A - L'ambiguïté de la rédaction de l'article L. 145-16, alinéa 2, du Code de commerce
La question de la transmission du bail commercial en cas de scission, ne saurait être appréhendée sans rappeler l'articulation des textes qui encadrent le régime des fusions, scissions et apports partiels d'actifs, cette dernière opération y étant optionnellement assimilable.
Le Code civil, d'abord, en son article 1844-4 (N° Lexbase : L2024ABL), dispose, dans une rédaction assez vague, "qu'une société [...] peut être absorbée par une autre société ou participer à la constitution d'une société nouvelle, par voie de fusion. Elle peut aussi transmettre son patrimoine par voie de scission à des sociétés existantes ou à des sociétés nouvelles". Le Code de commerce, dans son article L. 236-3, I (N° Lexbase : L6353AI7), complète, quant à lui, le principe ainsi posé en renforçant l'idée d'un régime de base commun aux deux opérations, celui de la transmission universelle de patrimoine lié à la dissolution des anciennes sociétés existantes, et ce, sans liquidation : "la fusion ou la scission entraîne la dissolution sans liquidation des sociétés qui disparaissent et la transmission universelle de leur patrimoine aux sociétés bénéficiaires, dans l'état où il se trouve à la date de réalisation définitive de l'opération" (adde, en ce sens, Cass. com., 1er juin 1993, n° 91-14.740, publié N° Lexbase : A5695ABK, Bull. civ.
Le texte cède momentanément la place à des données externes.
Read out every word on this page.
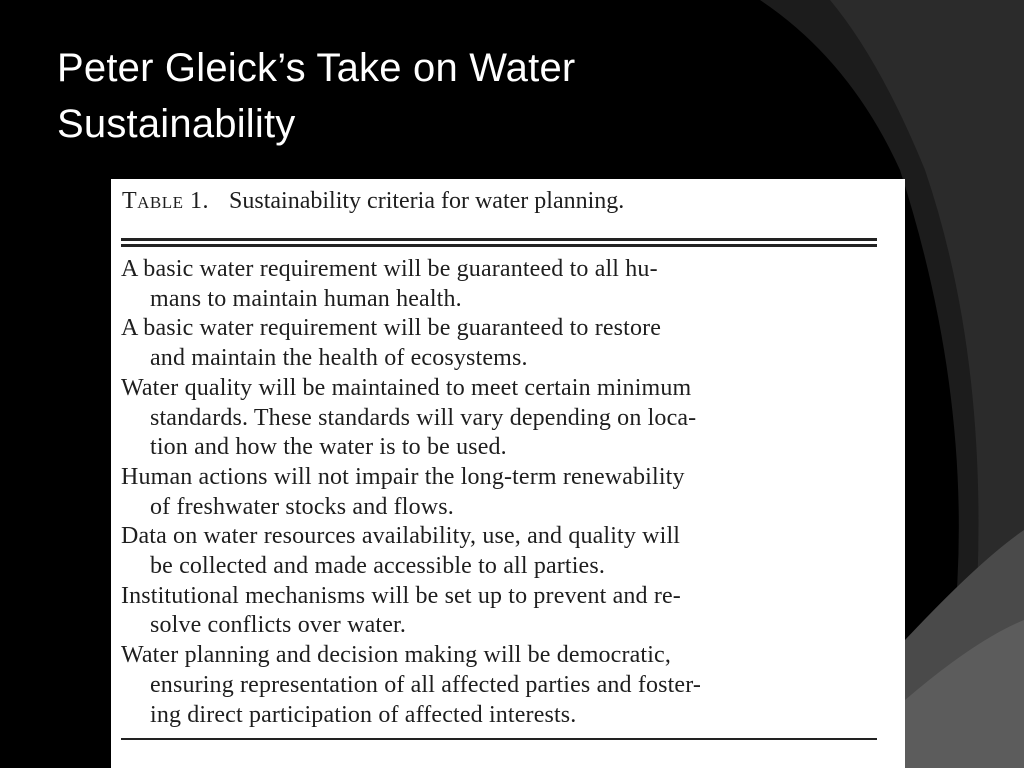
Peter Gleick’s Take on Water
Sustainability
Table 1. Sustainability criteria for water planning.
A basic water requirement will be guaranteed to all hu-
mans to maintain human health.
A basic water requirement will be guaranteed to restore
and maintain the health of ecosystems.
Water quality will be maintained to meet certain minimum
standards. These standards will vary depending on loca-
tion and how the water is to be used.
Human actions will not impair the long-term renewability
of freshwater stocks and flows.
Data on water resources availability, use, and quality will
be collected and made accessible to all parties.
Institutional mechanisms will be set up to prevent and re-
solve conflicts over water.
Water planning and decision making will be democratic,
ensuring representation of all affected parties and foster-
ing direct participation of affected interests.
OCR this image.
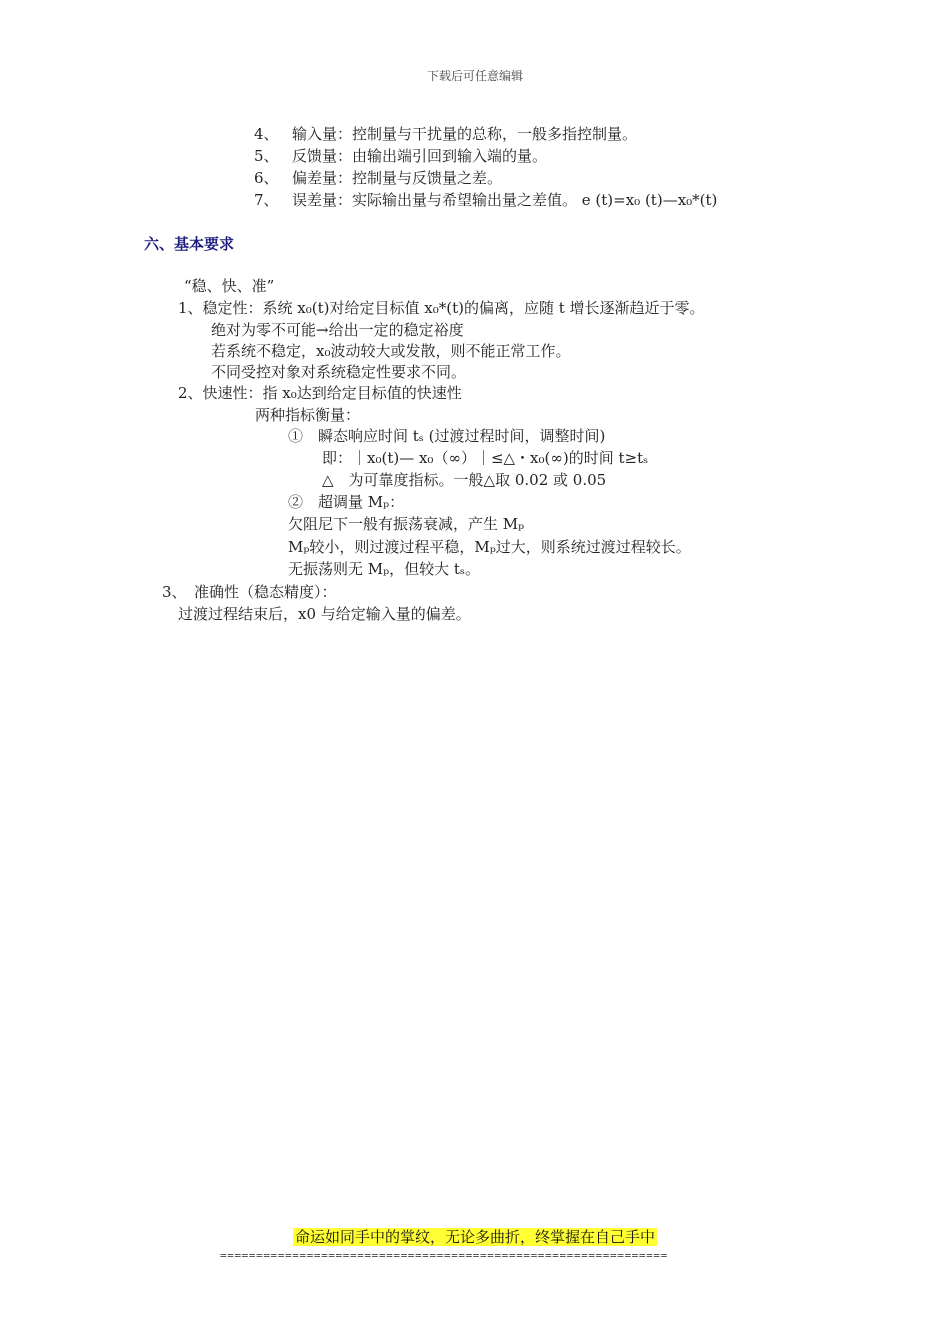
下载后可任意编辑
4、 输入量：控制量与干扰量的总称，一般多指控制量。
5、 反馈量：由输出端引回到输入端的量。
6、 偏差量：控制量与反馈量之差。
7、 误差量：实际输出量与希望输出量之差值。 e (t)=x₀ (t)—x₀*(t)
六、基本要求
“稳、快、准”
1、稳定性：系统 x₀(t)对给定目标值 x₀*(t)的偏离，应随 t 增长逐渐趋近于零。
绝对为零不可能→给出一定的稳定裕度
若系统不稳定，x₀波动较大或发散，则不能正常工作。
不同受控对象对系统稳定性要求不同。
2、快速性：指 x₀达到给定目标值的快速性
两种指标衡量：
①　瞬态响应时间 tₛ (过渡过程时间，调整时间)
即：｜x₀(t)— x₀（∞）｜≤△・x₀(∞)的时间 t≥tₛ
△　为可靠度指标。一般△取 0.02 或 0.05
②　超调量 Mₚ：
欠阻尼下一般有振荡衰减，产生 Mₚ
Mₚ较小，则过渡过程平稳，Mₚ过大，则系统过渡过程较长。
无振荡则无 Mₚ，但较大 tₛ。
3、　准确性（稳态精度）：
过渡过程结束后，x0 与给定输入量的偏差。
命运如同手中的掌纹，无论多曲折，终掌握在自己手中
==============================================================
IV, 1993, n° 214 ; D., 1993, inf. rap. p. 153 ; JCP éd N., 1994, II, p. 30, note H. Le Nabasque ; D., 1995, somm. p. 153, obs. L. Rozès).
Intimement liées, les fusions et scissions sont ainsi soumises, sauf exceptions mineures, au même encadrement juridique, ce qui pourrait inciter à considérer que le législateur, assimilant implicitement les deux opérations, aurait fait l'économie de la mention de ce mécanisme dans la rédaction de l'article L. 145-16, alinéa 2. A l'appui de cette analyse, on relèvera que le régime des scissions par apport à des sociétés existantes, tel qu'encadré par les dispositions de l'article L. 236-16 du Code de commerce (N° Lexbase : L3112IQC), est étroitement comparable à l'opération de fusion-absorption des articles L. 236-9 (N° Lexbase : L3114IQE) et L. 236-10 (N° Lexbase : L2498IB7) du Code de commerce.
C'est, toutefois, prêter au législateur des intentions qu'il semble difficile d'étayer lorsqu'on constate que parallèlement, ce dernier opère une séparation constante des deux notions dans le Code de commerce. Ainsi, l'article L. 236-1, par exemple, établit-il, sous une forme quelque peu différente de l'article 1844-4 du Code de civil, une distinction entre les deux types de fusion (absorption ou combinaison) et les deux types de scissions (à des sociétés existantes ou des sociétés nouvelles). A l'évidence les opérations sont, certes, traitées sur le même plan quant à leur régime juridique, mais leur nature, aussi bien que leurs conséquences pratiques ne sont, en revanche, pas comparables et les textes ne font, en définitive, que matérialiser cette opposition.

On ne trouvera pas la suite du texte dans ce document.